Now, McGhee is the one setting the example for the younger running backs on the team. Sophomore fullback John Byrd is second on the team with 50 carries for 224 yards and four touchdowns. McGhee has carried the ball 207 times and has rushed for 12 touchdowns.
“Our upperclassmen taught him and now he does the same for the underclassmen,” said McConnell. “He’s a good team player and he coaches our young guys up. He’s a special guy.”
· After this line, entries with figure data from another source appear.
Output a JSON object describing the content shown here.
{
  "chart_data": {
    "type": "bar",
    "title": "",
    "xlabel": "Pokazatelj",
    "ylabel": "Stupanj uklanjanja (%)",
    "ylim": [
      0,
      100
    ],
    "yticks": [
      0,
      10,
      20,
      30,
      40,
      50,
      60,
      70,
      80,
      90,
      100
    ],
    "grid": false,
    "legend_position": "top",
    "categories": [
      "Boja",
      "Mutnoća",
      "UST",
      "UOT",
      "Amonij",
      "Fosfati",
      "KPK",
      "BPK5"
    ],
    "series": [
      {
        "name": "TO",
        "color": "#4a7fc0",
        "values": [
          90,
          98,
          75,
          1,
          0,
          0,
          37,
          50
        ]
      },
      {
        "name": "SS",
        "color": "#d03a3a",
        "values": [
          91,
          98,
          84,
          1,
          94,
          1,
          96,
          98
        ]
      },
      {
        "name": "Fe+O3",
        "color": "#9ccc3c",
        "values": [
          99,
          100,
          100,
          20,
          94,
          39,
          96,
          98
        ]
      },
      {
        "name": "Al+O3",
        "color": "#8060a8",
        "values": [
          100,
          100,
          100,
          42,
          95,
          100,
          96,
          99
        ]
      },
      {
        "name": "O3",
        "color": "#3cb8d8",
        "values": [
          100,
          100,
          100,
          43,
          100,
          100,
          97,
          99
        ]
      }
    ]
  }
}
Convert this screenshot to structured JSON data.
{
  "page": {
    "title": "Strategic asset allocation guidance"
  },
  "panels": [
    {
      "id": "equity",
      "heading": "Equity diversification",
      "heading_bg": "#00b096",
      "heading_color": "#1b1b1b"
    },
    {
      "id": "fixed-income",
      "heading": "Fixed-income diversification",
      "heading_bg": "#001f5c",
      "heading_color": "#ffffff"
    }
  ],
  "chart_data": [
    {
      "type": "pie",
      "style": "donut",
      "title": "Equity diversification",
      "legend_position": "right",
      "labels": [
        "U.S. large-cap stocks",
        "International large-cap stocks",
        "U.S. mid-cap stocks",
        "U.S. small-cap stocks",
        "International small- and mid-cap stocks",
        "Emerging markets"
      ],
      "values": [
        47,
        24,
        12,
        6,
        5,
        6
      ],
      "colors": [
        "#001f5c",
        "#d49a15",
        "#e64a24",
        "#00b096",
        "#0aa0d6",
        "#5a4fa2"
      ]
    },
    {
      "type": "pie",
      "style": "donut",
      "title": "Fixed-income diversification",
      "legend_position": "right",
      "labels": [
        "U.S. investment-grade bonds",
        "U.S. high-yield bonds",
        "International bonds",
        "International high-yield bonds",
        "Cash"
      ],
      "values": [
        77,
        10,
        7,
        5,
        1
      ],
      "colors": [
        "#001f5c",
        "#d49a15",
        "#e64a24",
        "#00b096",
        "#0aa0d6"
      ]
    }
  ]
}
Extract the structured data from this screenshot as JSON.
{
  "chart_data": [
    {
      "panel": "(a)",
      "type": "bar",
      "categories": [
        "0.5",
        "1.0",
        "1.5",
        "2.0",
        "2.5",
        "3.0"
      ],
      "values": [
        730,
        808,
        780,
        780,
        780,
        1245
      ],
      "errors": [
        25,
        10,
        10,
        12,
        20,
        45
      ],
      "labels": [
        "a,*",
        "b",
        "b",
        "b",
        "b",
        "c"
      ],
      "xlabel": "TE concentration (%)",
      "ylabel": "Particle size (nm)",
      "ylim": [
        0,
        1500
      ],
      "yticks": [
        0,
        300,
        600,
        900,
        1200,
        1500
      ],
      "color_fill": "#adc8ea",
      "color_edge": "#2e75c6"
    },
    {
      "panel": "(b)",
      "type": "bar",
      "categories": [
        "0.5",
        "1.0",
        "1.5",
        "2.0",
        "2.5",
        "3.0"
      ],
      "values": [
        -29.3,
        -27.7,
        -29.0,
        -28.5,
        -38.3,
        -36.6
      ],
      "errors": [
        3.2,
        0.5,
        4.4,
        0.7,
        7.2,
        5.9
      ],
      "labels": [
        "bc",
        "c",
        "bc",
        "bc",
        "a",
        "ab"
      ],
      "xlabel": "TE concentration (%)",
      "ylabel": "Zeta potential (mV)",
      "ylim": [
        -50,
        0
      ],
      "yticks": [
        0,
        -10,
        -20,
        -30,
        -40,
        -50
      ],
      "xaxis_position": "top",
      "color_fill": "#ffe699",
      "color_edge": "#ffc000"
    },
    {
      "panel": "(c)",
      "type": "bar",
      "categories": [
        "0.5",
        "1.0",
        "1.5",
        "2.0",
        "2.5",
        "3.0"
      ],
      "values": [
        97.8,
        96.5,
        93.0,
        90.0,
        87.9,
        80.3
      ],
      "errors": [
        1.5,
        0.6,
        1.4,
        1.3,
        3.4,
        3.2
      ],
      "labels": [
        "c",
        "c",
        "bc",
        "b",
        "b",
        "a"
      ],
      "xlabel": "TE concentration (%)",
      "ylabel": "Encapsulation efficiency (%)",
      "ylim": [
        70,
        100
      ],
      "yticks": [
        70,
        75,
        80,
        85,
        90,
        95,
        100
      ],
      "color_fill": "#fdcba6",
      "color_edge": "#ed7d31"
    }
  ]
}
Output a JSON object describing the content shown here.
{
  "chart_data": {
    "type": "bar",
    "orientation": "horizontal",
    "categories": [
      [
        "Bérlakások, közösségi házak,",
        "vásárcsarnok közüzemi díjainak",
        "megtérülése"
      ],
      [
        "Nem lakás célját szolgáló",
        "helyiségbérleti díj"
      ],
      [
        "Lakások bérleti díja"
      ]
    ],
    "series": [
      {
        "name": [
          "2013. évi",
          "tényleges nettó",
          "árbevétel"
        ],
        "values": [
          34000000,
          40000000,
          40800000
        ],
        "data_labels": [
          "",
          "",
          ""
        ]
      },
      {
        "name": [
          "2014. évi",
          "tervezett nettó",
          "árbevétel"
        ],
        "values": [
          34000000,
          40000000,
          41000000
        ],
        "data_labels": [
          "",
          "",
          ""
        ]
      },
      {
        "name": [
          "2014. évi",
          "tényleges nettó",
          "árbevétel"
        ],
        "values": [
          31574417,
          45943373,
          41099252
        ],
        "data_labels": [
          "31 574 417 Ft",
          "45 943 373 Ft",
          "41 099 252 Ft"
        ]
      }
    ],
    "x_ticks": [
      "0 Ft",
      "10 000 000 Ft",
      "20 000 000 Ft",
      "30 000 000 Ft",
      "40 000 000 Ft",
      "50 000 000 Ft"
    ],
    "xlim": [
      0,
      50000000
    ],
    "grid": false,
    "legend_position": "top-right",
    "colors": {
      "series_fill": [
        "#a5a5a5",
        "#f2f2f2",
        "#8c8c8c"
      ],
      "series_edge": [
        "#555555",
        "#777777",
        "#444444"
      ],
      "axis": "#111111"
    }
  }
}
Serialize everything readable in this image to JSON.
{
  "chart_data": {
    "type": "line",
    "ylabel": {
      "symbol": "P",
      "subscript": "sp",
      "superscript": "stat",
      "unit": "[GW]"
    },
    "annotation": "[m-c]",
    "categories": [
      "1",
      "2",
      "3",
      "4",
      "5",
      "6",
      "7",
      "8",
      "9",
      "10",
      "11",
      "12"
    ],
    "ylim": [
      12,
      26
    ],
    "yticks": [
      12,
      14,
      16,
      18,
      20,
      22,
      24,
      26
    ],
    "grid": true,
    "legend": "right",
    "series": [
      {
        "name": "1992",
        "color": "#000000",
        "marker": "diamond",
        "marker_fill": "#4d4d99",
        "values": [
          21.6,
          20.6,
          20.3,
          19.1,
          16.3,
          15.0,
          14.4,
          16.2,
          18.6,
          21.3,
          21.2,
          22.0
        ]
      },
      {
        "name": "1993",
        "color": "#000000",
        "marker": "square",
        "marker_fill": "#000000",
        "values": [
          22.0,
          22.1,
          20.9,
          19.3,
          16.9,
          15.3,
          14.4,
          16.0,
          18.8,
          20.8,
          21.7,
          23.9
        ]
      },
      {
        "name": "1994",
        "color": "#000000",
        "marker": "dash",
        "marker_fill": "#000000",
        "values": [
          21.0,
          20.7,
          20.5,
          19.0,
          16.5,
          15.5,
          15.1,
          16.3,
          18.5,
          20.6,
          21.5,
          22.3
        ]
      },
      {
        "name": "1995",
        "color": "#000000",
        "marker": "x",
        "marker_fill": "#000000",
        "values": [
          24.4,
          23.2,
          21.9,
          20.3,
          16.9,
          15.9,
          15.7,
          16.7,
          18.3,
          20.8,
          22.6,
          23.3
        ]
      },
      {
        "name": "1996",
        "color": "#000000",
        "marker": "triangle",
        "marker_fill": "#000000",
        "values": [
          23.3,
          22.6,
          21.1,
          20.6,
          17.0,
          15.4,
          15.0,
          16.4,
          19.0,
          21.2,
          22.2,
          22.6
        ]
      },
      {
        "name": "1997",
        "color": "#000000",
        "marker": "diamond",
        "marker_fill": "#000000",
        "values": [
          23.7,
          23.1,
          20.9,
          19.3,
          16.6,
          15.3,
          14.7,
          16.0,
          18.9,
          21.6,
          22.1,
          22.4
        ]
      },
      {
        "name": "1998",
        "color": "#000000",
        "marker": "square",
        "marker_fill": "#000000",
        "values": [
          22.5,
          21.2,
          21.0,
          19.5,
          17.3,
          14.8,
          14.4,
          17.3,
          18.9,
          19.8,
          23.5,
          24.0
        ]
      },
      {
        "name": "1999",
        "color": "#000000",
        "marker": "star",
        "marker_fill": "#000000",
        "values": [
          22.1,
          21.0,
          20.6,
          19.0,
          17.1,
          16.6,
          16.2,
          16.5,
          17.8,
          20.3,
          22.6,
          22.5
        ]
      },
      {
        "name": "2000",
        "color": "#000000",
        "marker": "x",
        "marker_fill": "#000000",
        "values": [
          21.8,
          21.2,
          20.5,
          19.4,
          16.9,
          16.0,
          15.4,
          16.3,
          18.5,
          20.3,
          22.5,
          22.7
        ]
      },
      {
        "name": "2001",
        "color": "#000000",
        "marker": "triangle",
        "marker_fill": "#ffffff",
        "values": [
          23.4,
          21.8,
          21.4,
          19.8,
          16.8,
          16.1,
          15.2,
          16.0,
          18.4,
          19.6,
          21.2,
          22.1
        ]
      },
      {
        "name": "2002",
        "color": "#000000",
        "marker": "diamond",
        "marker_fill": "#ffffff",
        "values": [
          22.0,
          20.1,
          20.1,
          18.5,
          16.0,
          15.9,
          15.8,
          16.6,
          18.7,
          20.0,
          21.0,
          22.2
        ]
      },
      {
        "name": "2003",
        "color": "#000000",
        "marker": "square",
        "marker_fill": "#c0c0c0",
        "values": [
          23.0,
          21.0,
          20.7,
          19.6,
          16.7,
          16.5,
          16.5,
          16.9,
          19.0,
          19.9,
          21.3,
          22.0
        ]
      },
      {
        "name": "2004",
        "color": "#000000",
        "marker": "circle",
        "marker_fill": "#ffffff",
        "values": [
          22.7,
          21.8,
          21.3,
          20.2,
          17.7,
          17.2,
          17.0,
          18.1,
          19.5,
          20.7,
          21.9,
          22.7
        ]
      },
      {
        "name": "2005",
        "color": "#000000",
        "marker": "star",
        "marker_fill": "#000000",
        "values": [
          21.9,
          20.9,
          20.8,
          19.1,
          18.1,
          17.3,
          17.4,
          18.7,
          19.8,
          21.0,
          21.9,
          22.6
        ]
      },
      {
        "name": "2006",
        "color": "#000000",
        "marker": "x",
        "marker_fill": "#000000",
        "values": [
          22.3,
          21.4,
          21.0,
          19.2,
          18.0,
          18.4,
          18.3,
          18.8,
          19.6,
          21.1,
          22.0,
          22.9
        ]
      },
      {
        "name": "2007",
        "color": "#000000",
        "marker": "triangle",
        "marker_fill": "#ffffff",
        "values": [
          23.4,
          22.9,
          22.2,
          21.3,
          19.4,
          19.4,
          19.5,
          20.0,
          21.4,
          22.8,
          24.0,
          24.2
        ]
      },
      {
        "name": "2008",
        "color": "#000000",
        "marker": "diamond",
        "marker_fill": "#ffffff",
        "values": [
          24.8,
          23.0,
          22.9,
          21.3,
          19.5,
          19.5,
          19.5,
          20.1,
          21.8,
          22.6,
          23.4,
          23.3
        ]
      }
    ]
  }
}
Last year, McGhee rushed for 1,276 yards, good for the third-best rushing season in program history. At 1,257 yards with three regular season games to play, McGhee is within striking distance of Thornton’s record of 1,551 yards. The ODAC single-season record is 1,730, set by Emory and Henry’s Sandy Rogers in 1986.
“When he came in as a freshman, we knew he was a talented kid,” said McConnell. “He is physical and has speed, which makes a great combination.”
He currently ranks third in the nation with 179.6 rushing yards per game and fifth in the nation with 205.14 all-purpose yards per game. He rushed for a season-high 296 yards in a Sept. 27 win over Bethany. Despite his versatility and prolific numbers, McGhee remains humble.
“It’s definitely a testament to the work ethic of my offensive line,” said McGhee. “They have great leadership and have created a strong unit. A running back is only as good as his lead blockers, and those guys do a great job.”
McGhee then proceeded to name his linemen and fullbacks -- Justin Daniels, Nate Turner, Joe Breithaupt, Nick Powell, John Byrd, Jay Hausler, and Jesse Knepp.
“He is extremely humble and has a great work ethic,” said Arruza. “The best thing you can say is what a humble guy and hard worker he is.”
The business econ major has worked hard on and off the field to follow in the footsteps of the Yellow Jackets who came before him. His selflessness, humility, and dedication to team will leave large footsteps to fill when he graduates this spring. After doing everything he could to help his team in each of his four seasons, McGhee is an example of working hard and letting the depth chart and statistics sort themselves out.
“He sets a great example,” said Arruza. “It’s no secret to us that he’s been as good as he’s been.”